Funded by grants, coordination efforts and public awareness, the Gaining Ground movement has managed to help farmers get their products to local markets, to fund a farmers co-op and to develop a local food guide.

“We have 60 farms listed in our local food guide, and easily 100 more that aren’t listed in the guide, but are working through local distributors,” Program Director Jeff Pfitzer said. “There are about 1,500 farms in a 100 mile radius of us, so we have just begun to develop the market.”

This food guide is a project that the Gaining Ground movement plans to launch in the near future.
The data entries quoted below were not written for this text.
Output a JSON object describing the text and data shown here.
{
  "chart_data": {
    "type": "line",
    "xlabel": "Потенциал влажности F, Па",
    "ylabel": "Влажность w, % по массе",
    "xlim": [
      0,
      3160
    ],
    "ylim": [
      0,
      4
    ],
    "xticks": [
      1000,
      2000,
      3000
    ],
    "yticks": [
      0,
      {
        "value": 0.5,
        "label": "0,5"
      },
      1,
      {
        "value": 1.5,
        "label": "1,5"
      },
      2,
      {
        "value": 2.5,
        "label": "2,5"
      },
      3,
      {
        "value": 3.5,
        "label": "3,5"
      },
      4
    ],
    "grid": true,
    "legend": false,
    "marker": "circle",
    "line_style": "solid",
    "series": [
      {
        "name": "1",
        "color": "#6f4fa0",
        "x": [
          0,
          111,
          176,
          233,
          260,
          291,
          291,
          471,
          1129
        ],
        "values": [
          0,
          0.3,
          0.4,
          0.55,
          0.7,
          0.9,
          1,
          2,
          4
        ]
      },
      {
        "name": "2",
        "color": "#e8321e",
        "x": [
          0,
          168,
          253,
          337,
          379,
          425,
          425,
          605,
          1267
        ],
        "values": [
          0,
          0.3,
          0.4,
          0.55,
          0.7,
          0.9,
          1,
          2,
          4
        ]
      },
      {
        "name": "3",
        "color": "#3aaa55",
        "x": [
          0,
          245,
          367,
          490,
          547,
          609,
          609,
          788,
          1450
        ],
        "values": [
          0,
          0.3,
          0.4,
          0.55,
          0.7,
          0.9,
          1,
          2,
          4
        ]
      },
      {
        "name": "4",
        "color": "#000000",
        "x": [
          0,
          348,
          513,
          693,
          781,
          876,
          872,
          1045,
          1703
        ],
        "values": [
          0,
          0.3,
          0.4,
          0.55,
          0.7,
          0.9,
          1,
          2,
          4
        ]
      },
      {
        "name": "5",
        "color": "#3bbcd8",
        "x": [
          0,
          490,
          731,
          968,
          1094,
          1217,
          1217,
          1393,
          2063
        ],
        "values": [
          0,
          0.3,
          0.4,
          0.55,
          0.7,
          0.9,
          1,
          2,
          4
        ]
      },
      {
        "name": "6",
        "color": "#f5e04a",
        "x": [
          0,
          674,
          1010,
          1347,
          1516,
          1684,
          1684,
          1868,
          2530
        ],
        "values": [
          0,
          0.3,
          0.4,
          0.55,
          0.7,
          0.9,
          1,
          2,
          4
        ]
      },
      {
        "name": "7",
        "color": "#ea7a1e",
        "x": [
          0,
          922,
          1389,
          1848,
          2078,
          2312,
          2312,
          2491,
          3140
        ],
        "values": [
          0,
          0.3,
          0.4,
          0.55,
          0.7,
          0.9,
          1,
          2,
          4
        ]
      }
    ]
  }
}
It will serve as an online food guide for the area connecting farmers directly to chefs, and providing a map of the stores providing local produce in downtown Chattanooga.

“We’re in the process of opening the food guide, which should be populated by farmers within the next couple weeks,” Pfitzer said. “One of the interesting things we’ve found while talking to distributors is that a lot of traditional, locally grown produce is being distributed in the area, but isn’t being recognized as such.”

In an effort to promote awareness Gaining Ground has established a local food brand called Harvested Here. Any farm selling their goods within the 100 mile radius of Chattanooga can use this brand to promote their products whether they’re selling them through distributors or in the farmers markets.

Gaining Ground is also working to help areas called Food Deserts, urban neighborhoods with families unable to obtain, or to afford, fresh produce. The movement is currently working to help allow local farms to accept Food Nutrition Service Supplemental Nutrition Assistance Program or SNAP benefits for the purchase of their products.

“A large amount of Hamilton County deaths are directly linked to bad nutrition and eating poorly,” Pfitzer said. “We are working to promote healthy eating, and to increase availability to these areas. We are currently working to help develop community gardens through the area where people can grow their own produce, and we are working on a mobile farmers market that contains mostly fresh fruit and vegetables and drives routes through these areas. This way we can bring nutrition to them.”

The Benwood Foundation was founded in 1944 by George Thomas Hunter and has contributed to various organizations in the Cumberland region and beyond. They provide a balance of supporting and educating people on the necessity of conservation, while incentivizing the economic growth of the region.